Question

a body of mass m falls through height h starting from ground hits the ground with a velocity of (1.2gh)^1/2 the magnitude of work done by air resistance

Answer 1

a body of mass m falls through height h starting from ground hits the ground with a velocity of (1.2gh)^1/2 the magnitude of work done by air resistance

potential energy at height h = mgh

kinetic energy at height h = 0 as initial velocity= 0

total energy = mgh

potential energy at ground = 0 as height = 0

kinetic energy = (1/2)m v^2

= (1/2)m (1.2gh)

= 0.6mgh

work done = energy lost = mgh - 0.6mgh

= 0.4 mgh

Answer 2

answer : workdone by air resistance = -0.28mgh

little mistake is happened. question is ----> a body of mass m falls through height h starting from ground hits the ground with a velocity of 1.2√(gh) the magnitude of work done by air resistance.

a body of mass m falls through height h starting from ground hits the ground with a velocity of 1.2√(gh)

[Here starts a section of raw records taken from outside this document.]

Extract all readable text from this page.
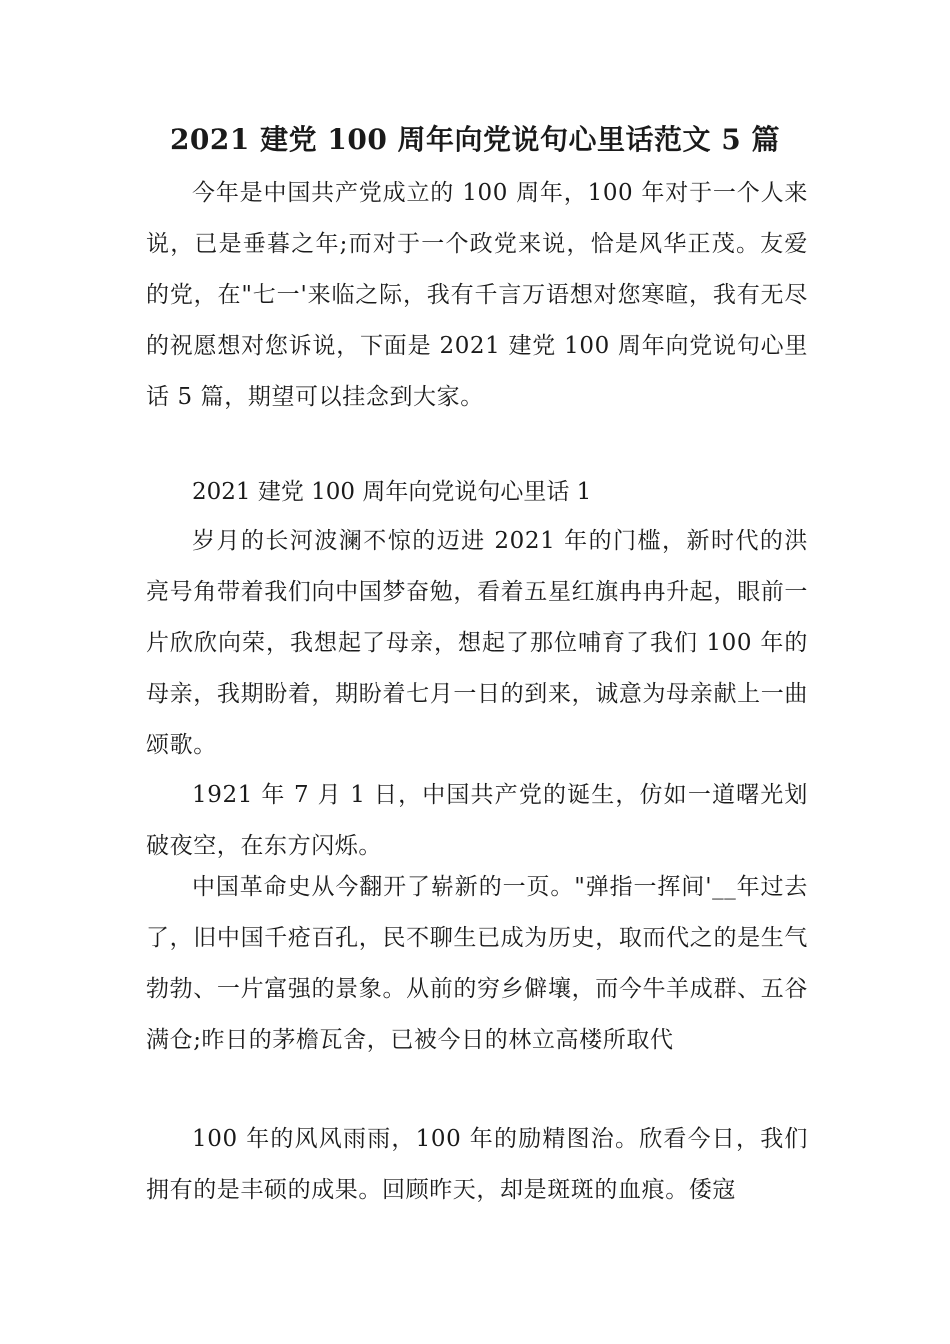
2021 建党 100 周年向党说句心里话范文 5 篇

今年是中国共产党成立的 100 周年，100 年对于一个人来说，已是垂暮之年;而对于一个政党来说，恰是风华正茂。友爱的党，在"七一'来临之际，我有千言万语想对您寒暄，我有无尽的祝愿想对您诉说，下面是 2021 建党 100 周年向党说句心里话 5 篇，期望可以挂念到大家。

2021 建党 100 周年向党说句心里话 1

岁月的长河波澜不惊的迈进 2021 年的门槛，新时代的洪亮号角带着我们向中国梦奋勉，看着五星红旗冉冉升起，眼前一片欣欣向荣，我想起了母亲，想起了那位哺育了我们 100 年的母亲，我期盼着，期盼着七月一日的到来，诚意为母亲献上一曲颂歌。

1921 年 7 月 1 日，中国共产党的诞生，仿如一道曙光划破夜空，在东方闪烁。

中国革命史从今翻开了崭新的一页。"弹指一挥间'__年过去了，旧中国千疮百孔，民不聊生已成为历史，取而代之的是生气勃勃、一片富强的景象。从前的穷乡僻壤，而今牛羊成群、五谷满仓;昨日的茅檐瓦舍，已被今日的林立高楼所取代

100 年的风风雨雨，100 年的励精图治。欣看今日，我们拥有的是丰硕的成果。回顾昨天，却是斑斑的血痕。倭寇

according to work-energy theorem,

change in kinetic energy + change in potential energy = workdone by air resistance

change in kinetic energy = 1/2mv² - 1/2mu²

here, v = 1.2√(gh) and u = 0

so, change in kinetic energy = 1/2m × 1.44gh - 1/2 m × 0² =0.72mgh

change in potential energy = final potential energy - initial potential energy

= 0 - mgh = -mgh

so, workdone by air resistance = 0.72mgh - mgh

= -0.28mgh